St. Louis Cardinals outfielder Lars Nootbaar. (Getty/Kyodo)

"He was a handful of a boy who was good at getting close to people," Funabashi said.

The visitors remembered the nine-year-old Nootbaar serving as a batboy, helping the players stretch and playing catch with them. Funabashi posted the news of Nootbaar's joining the WBC team on the social media group he is part of with his former Japan youth teammates.

"That kid?" Saito, who retired from pro ball last year, posted. "I remember him."

Another former teammate, Yuta Shiozawa, remembers telling Nootbaar over and over, "Eat your rice if you want to be a pro baseball player," and received a Christmas card from the boy saying how much he liked eating lots of white rice.

"When I see how big and strong he is, I'm touched," Shiozawa said with a laugh, recalling how that skinny boy is now a 190-centimeter MLB outfielder.

At a recent Cardinals team event, Nootbaar was asked if he could speak Japanese.

"I am going to try a little bit," he said, The Associated Press reported.

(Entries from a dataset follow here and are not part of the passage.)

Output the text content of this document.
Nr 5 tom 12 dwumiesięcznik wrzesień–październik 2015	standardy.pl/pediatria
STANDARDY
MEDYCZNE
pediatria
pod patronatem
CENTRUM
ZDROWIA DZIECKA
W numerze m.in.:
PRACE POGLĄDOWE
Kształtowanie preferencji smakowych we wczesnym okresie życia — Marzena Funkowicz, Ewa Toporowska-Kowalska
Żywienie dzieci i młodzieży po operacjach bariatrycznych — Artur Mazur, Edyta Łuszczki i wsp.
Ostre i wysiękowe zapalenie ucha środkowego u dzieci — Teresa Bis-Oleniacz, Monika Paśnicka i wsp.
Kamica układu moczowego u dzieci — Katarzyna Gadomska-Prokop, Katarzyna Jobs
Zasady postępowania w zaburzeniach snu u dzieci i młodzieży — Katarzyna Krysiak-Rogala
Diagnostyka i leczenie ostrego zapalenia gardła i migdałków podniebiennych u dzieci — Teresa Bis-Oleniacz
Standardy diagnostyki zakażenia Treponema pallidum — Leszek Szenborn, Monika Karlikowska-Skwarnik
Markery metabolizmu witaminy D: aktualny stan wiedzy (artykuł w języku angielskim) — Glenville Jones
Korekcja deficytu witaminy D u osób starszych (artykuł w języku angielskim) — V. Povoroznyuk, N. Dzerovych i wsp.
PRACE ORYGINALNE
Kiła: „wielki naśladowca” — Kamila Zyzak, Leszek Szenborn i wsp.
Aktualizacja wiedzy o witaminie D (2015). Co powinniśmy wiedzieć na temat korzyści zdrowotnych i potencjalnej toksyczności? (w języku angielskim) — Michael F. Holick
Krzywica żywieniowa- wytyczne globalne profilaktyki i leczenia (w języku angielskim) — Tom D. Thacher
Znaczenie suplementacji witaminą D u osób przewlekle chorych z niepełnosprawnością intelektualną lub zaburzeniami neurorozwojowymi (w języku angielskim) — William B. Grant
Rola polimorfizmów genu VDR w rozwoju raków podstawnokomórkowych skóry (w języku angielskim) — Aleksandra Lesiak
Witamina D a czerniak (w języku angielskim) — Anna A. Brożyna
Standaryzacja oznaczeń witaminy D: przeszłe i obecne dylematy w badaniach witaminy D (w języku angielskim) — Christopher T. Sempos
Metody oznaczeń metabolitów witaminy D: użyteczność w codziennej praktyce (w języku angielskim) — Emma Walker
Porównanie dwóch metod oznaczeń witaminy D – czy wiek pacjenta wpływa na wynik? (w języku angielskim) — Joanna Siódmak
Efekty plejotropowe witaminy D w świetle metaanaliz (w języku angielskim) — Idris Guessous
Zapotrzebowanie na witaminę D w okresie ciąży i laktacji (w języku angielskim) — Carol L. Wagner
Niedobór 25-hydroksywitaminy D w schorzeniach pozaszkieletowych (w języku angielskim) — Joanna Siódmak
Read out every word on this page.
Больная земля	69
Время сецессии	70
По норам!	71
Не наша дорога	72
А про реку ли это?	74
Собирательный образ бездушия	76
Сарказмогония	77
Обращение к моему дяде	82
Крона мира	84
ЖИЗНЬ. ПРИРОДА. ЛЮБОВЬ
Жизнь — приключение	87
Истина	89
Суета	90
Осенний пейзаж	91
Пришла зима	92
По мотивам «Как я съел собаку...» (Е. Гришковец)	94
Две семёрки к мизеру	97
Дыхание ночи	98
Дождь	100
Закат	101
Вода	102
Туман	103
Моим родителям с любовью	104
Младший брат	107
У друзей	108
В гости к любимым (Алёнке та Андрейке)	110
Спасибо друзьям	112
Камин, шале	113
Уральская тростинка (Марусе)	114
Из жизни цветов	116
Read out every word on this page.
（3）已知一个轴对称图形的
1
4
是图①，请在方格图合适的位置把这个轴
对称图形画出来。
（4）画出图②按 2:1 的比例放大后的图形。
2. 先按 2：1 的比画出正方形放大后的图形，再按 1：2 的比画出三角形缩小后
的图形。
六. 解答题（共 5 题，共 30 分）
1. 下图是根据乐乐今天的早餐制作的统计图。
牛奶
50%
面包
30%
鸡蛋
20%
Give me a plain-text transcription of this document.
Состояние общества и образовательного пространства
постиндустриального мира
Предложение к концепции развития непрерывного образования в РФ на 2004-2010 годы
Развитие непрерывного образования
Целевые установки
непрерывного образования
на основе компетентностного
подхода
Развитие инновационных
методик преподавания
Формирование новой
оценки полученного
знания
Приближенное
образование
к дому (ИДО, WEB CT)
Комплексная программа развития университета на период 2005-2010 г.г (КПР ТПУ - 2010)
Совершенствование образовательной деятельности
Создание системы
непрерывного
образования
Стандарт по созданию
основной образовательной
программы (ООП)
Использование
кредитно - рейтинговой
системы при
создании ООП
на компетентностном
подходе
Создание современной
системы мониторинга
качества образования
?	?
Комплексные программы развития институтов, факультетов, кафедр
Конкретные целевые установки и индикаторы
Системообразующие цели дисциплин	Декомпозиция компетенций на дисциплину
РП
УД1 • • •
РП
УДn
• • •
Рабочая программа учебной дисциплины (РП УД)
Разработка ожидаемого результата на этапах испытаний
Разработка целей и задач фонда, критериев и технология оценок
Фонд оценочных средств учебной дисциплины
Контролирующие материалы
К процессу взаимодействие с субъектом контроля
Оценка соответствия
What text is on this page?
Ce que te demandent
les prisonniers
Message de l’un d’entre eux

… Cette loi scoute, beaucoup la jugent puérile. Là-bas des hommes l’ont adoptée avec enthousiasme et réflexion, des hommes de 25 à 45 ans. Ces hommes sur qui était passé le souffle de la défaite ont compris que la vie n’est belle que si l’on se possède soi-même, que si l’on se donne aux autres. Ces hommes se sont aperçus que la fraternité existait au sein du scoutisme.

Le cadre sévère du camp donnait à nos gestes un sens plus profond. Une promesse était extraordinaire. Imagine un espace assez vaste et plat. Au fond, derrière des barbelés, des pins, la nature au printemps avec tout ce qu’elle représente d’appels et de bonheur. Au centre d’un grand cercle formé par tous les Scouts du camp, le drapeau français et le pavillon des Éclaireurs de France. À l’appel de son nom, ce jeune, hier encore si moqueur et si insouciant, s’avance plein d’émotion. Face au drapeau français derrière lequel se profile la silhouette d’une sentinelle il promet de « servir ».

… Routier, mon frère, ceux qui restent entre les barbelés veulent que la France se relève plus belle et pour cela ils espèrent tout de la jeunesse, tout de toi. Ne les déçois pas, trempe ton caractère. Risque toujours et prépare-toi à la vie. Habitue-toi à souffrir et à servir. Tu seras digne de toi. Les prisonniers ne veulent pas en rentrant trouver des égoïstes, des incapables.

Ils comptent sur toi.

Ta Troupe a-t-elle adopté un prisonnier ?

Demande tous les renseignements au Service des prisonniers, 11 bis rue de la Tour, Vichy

"Obviously it's going to be tough to learn a language in a month. I'm going to try my best. My mom is singing the Japanese national anthem in the house. I'm repeating it. We're just doing little stuff like that."

Shiozawa said, "He's a sparkplug who will overcome the language barrier."

Kuriyama said Nootbaar is going to be a hit with his Japan teammates.

"Everyone is going to like him, 100 percent," Kuriyama said recently.